Likewise the two pedals,[216] when their technical names are understood, imply their own meaning, just as their popular designations hint at the way in which they are often abused. The pedal employed by the right foot, properly called the "damper pedal," is so named because, by its action, all the dampers of the key-board may be raised simultaneously. This allows the strings to vibrate together and to send forth great waves of colored sound like those produced by an Aeolian harp; an effect similar to that heard when a sea-shell is held to the ear. The pianoforte, in fact, has aptly been called "a harp laid on its back" to which the action of keys has been applied. Accordingly an open, flowing style (arpeggio) is one of the idioms best suited to its nature.

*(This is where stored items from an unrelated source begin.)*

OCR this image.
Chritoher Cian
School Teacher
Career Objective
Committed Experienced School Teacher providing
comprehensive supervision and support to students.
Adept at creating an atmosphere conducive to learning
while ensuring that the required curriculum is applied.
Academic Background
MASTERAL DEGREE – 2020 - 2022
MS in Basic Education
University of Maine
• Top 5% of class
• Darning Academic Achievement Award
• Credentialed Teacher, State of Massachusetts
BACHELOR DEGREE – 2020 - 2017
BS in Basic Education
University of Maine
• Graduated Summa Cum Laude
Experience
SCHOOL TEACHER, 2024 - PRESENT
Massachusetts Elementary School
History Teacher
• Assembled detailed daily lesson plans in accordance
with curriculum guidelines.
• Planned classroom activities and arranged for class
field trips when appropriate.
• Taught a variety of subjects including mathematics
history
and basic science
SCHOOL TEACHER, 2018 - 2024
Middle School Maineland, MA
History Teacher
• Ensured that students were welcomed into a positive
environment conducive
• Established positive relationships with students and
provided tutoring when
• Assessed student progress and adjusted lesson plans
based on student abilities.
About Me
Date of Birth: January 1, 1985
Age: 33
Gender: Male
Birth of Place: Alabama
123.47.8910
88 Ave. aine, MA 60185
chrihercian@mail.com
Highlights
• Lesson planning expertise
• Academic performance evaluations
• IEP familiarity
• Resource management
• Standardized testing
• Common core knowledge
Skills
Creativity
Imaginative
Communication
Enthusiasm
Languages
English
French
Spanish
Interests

To secure proper contrast, a massive, chordal style is sometimes employed by such composers as Schumann, Brahms and Franck—even at times by Chopin himself; but that the extended arpeggio (often merely two voices, with the body of tone secured by the pedal) is the norm may be seen from almost any page of Chopin's compositions. The resonance and carrying power of these waves are intensified by raising the lid[217] of the pianoforte; for then they are brought to a focus and projected into space. The effect produced by raising the dampers is appropriate and beautiful, not alone with consonant chords but, at times, equally with chords that are unrelated; which, were they sustained for long by an organ, would be intolerably harsh. But the tone of the pianoforte is so fleeting that such a mixture ensures great brilliance and warmth without undue jargon, and is thus akin to the blending of strange colors by modern painters. Many people, in fact, play the pianoforte with too little, rather than too much, pedal; or with too much pedal used the wrong way! A definite attempt should be made to cultivate a feeling for color and warmth of tone; a hard, colorless tone on the pianoforte being a great blemish as it is so unnecessary. The following passage illustrates the above points.

Chopin: Barcarolle

[Listen] [MusicXML]

There is really no such thing on the pianoforte as a "pure" single tone. It is an acoustical law that no tone exists by itself, but always generates a whole series of overtones[218] or "upper partials," as they are called, e.g.

[Listen] [MusicXML]

Even what we call the perfectly consonant chord of C major, e.g., [Listen] [MusicXML] would be slightly qualified and colored by the B-flat, and this effect has actually been utilized by Chopin in the final cadence of his Prelude in F major, No. 23, e.g.

[Listen] [MusicXML]

In this example the E-flat must be very delicately accented and both pedals freely used.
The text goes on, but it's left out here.